Les prétentions laïques du régime sont contredites non seulement par l’attitude d’Assad père envers les sunnites, mais aussi par le conservatisme réactionnaire de plus en plus marqué de l’Etat, qui s’est manifesté par la construction de mosquées, la nomination d’imams et le contrôle exercé sur leur prêche du vendredi, et par le nombre croissant de femmes voilées dans les rues de Damas et d’Alep.

La Syrie et les puissances mondiales

De par sa situation stratégique sur la côté orientale de la Méditerranée, la Syrie aiguise depuis toujours les appétits des grandes puissances. La ville d’Alep, située à la croisée des mondes arabe, turc et perse, était une étape majeure de la route de la soie. Au fil des siècles, la région a été occupée successivement par de nombreux conquérants : Alexandre le Grand, les Romains, les Byzantins, les Arabes, les croisés, la dynastie ayyubide fondée par Saladin, les Mongols, les Ottomans et les Français.

La France a des intérêts dans la région depuis le temps des croisades, quand Raymond de Toulouse s’était emparé des ports prospères du Levant. Les chrétiens maronites persécutés avaient accueilli en libérateurs les croisés, avec qui ils avaient fait alliance contre les musulmans. Ils servirent plus tard de base pour la pénétration coloniale française. Les Britanniques, quant à eux, devinrent les protecteurs des druzes et la Russie tsariste accorda sa protection aux chrétiens orthodoxes. Les paysans maronites se révoltèrent en 1859 contre les seigneurs féodaux druzes, qui répliquèrent en massacrant plus de 12 000 maronites. Ce massacre servit de prétexte à la France pour intervenir militairement. Karl Marx écrivit à la veille de l’invasion française, en août 1860, un article publié dans le New York Daily Tribune (« Les événements en Syrie ») ; il disait :

« Les conspirateurs de Pétersbourg et Paris gardaient en réserve, au cas où leurs efforts pour tenter la Prusse échoueraient, l’incident spectaculaire des massacres syriens, qui devait être suivi par une intervention française, laquelle […] ouvrirait par une voie dérobée la porte à une guerre européenne générale.
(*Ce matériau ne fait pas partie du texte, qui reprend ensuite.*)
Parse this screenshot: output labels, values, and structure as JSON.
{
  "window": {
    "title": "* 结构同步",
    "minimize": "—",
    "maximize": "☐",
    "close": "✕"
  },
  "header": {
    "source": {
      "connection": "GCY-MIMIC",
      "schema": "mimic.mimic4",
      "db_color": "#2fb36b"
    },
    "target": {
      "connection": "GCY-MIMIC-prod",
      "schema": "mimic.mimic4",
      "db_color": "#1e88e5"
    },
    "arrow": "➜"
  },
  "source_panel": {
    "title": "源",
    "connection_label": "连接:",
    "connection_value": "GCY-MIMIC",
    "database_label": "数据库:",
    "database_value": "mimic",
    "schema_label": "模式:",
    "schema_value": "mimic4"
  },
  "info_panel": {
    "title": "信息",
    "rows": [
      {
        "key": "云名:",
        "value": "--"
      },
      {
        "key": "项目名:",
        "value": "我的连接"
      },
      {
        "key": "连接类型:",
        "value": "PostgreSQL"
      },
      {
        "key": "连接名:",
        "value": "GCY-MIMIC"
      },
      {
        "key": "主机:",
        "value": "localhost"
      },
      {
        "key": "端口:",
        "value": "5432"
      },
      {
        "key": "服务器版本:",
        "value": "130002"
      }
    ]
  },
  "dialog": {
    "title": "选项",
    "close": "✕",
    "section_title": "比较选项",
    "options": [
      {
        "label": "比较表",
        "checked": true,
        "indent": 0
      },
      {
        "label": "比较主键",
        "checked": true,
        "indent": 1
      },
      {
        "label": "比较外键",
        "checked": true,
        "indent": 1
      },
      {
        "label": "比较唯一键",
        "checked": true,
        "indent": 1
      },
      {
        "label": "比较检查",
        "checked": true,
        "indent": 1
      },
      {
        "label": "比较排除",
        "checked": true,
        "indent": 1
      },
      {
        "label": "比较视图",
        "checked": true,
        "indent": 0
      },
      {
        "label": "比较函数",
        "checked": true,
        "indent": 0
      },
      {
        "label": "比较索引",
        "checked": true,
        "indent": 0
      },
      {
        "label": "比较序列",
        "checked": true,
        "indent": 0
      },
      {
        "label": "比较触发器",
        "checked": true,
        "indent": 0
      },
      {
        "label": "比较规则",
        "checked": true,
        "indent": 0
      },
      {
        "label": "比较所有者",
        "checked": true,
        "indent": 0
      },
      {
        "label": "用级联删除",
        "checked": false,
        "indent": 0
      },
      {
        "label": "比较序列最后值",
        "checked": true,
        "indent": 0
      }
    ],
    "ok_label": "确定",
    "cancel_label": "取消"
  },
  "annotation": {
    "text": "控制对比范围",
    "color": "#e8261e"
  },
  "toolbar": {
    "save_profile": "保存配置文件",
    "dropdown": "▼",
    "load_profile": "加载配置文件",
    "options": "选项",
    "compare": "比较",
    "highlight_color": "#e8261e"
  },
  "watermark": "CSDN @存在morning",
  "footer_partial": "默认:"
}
En ce qui concerne l’Angleterre, j’ajouterai seulement qu’en 1841 Lord Palmerston avait livré aux druzes des armes que ceux-ci ont conservées depuis lors, et qu’en 1846 il avait de facto aboli, par une convention conclue avec le tsar Nicolas, le joug turc sous lequel étaient courbées les tribus sauvages du Liban ; Palmerston avait stipulé pour elles une quasi-indépendance qui, avec le temps et les efforts habiles des instigateurs européens, ne pouvait que produire une riche moisson de sang. »

L’occupation française en Syrie fut féroce. Le général Henri Gouraud, qui commandait l’armée française du Levant, « avait transformé Damas en un amas de ruines », écrivait Jean Genet, qui avait servi dans l’armée française à la fin des années 1920. Devant la tombe du dirigeant musulman Saladin (qui était kurde), le général Gouraud déclara en faisant référence aux croisades : « Ma présence ici consacre la victoire de la Croix sur le Croissant. » Une série de révoltes contre la domination française furent réprimées impitoyablement. L’aviation française bombarda Damas à plusieurs reprises. Les nationalistes syriens furent emprisonnés, assassinés et exilés dans d’autres colonies françaises. Après des années de lutte, la Syrie accéda à l’indépendance en 1946.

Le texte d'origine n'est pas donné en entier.